Retardasi mental yang diketahuipenyakit dasarnya, biasanya prognosisnya lebih baik. Tetapi pada umumnya sukar untuk menemukan penyakit dasarnya. Anak dengan dengan retardasi mental ringan dengan kesehatan yang baik tanpa penyakit kardiorespirasi, pada umumnya umur harapan hidupnya sama dengan orang yang normal. Tetapi sebaliknya pada retardasi mental yang berat dengan masalah kesehatan dan gizi, sering meninggal pada usia muda.

Pencegahan

Karena penyembuhan dari retardasi mental ini boleh dikatakan tidak ada sebab kerusakan dari sel-sel otak tidak mungkin fungsinya dapat kembali normal maka yang penting adalah pencegahan primer yaitu usaha yang dilakukan untuk mencegah terjadinya penyakit. Dengan memberikan perlindungan terhadap penyakit-penyakit yang potensial dapat menyebabkan retardasi mental, misalnya melalui imunisasi. Konseling perkawinan, pemeriksaan kehamilan yang rutin, nutrisi yang baik selama kehamilan dan bersalin pada tenaga kesehatan yang berwenang maka dapat membantu menurunkan angka kejadian retardasi mental. Demikian pula dengan mengentaskan kemiskinan dengan membuka lapangan kerja, memberikan pendidikan yang baik, memperbaiki sanitasi lingkungan, meningkatkan gizi keluarga akan meningkatkan ketahanan terhadap penyakit. Dengan adanya program BKB ( Bina Keluarga dan Balita ) yang merupakan stimulasi mental dini dan bisa dikembangkan juga deteksi dini maka dapat mengoptimalkan perkembangan anak.

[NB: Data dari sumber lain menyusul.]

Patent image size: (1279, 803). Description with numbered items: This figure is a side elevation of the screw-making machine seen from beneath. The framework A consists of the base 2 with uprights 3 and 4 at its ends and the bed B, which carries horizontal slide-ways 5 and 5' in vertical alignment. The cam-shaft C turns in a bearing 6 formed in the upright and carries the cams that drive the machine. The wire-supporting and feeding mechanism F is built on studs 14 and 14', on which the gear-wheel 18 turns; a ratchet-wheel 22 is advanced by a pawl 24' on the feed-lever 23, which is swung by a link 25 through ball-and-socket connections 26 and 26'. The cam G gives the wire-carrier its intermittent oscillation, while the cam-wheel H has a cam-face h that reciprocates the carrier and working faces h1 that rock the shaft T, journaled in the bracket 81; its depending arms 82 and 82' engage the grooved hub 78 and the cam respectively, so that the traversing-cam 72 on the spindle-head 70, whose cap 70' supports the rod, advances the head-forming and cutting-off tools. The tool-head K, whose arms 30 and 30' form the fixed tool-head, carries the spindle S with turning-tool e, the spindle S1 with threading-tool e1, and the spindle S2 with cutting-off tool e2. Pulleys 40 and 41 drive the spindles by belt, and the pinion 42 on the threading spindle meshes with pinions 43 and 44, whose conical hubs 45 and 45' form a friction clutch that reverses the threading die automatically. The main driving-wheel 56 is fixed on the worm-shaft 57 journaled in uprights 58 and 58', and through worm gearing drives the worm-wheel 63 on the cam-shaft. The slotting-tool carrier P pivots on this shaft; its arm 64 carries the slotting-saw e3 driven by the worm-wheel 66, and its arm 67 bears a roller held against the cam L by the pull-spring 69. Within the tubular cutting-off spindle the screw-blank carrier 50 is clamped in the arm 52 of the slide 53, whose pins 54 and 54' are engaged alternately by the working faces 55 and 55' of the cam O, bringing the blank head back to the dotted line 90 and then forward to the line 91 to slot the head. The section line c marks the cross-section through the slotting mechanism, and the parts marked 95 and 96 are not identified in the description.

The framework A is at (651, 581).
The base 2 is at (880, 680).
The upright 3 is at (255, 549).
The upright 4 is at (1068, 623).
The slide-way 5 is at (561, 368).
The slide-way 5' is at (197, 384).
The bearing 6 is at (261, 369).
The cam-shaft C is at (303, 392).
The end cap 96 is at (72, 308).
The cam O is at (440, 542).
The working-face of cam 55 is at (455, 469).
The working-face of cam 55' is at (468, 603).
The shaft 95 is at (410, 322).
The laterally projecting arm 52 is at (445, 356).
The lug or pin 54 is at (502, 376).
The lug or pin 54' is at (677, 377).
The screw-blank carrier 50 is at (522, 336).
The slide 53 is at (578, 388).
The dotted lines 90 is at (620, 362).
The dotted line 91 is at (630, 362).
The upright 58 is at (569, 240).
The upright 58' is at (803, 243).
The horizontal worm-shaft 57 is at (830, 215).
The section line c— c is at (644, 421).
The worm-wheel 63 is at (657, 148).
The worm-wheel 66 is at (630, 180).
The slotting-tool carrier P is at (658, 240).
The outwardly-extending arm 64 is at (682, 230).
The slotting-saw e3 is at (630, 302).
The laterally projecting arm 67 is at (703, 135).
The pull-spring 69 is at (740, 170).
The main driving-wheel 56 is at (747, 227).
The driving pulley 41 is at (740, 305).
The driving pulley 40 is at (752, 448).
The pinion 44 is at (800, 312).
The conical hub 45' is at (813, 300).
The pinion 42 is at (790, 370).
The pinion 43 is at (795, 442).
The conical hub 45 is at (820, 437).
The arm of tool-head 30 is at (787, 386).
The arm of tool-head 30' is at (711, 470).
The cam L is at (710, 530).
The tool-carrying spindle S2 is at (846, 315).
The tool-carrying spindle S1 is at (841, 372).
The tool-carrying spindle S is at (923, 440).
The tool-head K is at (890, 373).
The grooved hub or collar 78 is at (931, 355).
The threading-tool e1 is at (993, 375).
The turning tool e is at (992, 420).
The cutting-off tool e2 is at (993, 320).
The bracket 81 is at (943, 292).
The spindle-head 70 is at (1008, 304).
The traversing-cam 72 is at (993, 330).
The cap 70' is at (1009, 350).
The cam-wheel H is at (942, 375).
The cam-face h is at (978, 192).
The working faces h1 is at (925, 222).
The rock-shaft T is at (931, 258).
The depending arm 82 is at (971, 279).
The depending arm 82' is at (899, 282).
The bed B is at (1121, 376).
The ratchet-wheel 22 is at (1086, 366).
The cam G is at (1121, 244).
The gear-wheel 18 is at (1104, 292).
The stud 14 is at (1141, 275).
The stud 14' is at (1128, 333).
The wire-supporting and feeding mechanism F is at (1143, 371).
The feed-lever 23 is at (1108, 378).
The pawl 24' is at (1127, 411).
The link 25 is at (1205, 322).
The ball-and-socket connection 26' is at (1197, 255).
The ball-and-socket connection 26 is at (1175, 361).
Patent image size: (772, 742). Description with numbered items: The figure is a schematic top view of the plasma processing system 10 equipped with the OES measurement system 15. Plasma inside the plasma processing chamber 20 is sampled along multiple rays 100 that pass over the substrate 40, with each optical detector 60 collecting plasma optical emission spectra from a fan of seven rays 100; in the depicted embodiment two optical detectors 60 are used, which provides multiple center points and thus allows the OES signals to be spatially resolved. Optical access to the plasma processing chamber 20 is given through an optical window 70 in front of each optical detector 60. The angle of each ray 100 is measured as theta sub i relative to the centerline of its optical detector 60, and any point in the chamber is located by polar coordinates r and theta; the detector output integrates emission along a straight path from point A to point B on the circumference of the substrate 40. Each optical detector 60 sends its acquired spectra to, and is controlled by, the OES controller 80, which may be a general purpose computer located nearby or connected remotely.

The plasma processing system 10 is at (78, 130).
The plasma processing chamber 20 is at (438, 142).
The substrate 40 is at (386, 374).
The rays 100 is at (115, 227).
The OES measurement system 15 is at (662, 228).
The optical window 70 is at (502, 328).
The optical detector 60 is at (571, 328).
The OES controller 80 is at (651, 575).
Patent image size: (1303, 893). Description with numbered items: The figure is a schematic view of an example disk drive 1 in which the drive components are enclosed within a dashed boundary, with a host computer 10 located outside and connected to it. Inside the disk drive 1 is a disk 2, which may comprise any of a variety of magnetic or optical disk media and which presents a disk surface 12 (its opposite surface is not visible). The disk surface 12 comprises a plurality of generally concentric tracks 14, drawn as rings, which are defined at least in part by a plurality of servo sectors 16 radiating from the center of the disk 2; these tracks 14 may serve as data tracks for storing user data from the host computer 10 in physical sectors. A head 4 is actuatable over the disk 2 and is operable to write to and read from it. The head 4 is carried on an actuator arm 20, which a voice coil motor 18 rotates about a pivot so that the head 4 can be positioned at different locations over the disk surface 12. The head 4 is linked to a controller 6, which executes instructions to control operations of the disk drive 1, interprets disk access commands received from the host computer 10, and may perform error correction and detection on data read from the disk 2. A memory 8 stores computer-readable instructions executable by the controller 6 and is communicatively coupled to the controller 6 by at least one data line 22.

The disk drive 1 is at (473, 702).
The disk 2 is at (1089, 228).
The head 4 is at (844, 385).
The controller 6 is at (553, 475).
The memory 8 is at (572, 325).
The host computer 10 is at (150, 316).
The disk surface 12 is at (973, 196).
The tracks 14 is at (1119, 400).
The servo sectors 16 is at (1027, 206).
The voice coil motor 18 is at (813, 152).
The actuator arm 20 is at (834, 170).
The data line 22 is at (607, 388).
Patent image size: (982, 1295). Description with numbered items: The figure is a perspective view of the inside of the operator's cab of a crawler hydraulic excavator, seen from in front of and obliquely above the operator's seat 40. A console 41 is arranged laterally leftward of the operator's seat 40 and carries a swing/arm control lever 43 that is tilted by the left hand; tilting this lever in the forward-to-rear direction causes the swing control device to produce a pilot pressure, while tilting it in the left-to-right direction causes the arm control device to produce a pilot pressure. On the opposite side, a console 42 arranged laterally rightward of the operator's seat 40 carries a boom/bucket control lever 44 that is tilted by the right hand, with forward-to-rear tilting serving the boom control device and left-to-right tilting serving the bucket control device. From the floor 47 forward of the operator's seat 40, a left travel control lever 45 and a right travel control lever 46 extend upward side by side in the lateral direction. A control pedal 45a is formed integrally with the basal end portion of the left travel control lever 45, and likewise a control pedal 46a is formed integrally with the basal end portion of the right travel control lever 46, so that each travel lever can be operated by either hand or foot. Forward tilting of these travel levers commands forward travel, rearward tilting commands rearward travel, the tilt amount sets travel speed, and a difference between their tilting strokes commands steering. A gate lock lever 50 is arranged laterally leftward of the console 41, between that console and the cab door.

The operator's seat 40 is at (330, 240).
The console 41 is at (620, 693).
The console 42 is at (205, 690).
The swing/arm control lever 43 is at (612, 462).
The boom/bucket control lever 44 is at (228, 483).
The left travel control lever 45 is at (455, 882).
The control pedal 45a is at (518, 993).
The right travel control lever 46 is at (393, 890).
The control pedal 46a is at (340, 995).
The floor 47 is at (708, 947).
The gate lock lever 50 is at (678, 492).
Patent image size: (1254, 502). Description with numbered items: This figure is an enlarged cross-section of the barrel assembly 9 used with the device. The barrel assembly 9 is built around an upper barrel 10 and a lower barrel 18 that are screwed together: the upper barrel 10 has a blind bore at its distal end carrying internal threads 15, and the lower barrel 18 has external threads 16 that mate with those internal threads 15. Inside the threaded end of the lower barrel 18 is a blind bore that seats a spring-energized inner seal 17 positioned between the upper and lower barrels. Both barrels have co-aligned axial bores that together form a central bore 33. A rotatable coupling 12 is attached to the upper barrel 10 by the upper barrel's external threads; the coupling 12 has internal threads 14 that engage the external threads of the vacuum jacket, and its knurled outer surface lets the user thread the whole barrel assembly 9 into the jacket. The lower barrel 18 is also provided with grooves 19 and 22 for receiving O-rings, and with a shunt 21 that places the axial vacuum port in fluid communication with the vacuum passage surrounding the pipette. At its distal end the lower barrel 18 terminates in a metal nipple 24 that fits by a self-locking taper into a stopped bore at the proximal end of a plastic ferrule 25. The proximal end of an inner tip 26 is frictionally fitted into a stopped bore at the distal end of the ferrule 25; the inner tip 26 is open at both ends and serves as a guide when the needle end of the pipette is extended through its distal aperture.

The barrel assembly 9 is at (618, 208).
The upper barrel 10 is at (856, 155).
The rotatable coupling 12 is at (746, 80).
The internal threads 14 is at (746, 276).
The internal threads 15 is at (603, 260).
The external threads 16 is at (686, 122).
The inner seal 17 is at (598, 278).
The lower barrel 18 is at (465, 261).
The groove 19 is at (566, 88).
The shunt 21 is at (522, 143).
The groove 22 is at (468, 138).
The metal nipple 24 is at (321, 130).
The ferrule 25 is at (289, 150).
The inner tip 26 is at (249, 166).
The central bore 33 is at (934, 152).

Diagnosis dini sangat penting dengan melakukan skrining sedini mungkin terutama pada tahun pertama maka dapat dilakukan intervensi yang dini pula. Misalnya diagnosis dini dan terpi dini hipotiroid dapat memperkecil kemungkinan retardasi mental. Deteksi dan intervensi dini pada retardasi mental sangat membantu memperkecil retardasi yang terjadi. Konsep intervensi pada retardasi mental yang berdasarkan pemikiran bahwa intervensi dapat merubah status perkembangan anak. Makin sering dan makin dini intervensi dilakukan, maka makin baik hasilnya. Tetapi makin berat tingkat kecacatan maka hasil yang dicapai juga makin kurang. Hasil akhir suatu intervensi adalah makin dini dan teratur suatu intervensi yang diberikan makin baik hasilnya sehingga agak mengurangi kecacatannya. Namun pada anak yang penyebabnya sangat kompleks, latar belakang social dan kebiasaan yang kurang baik dan intervensi yang tidak teratur maka hasilnya juga tidak memuaskan.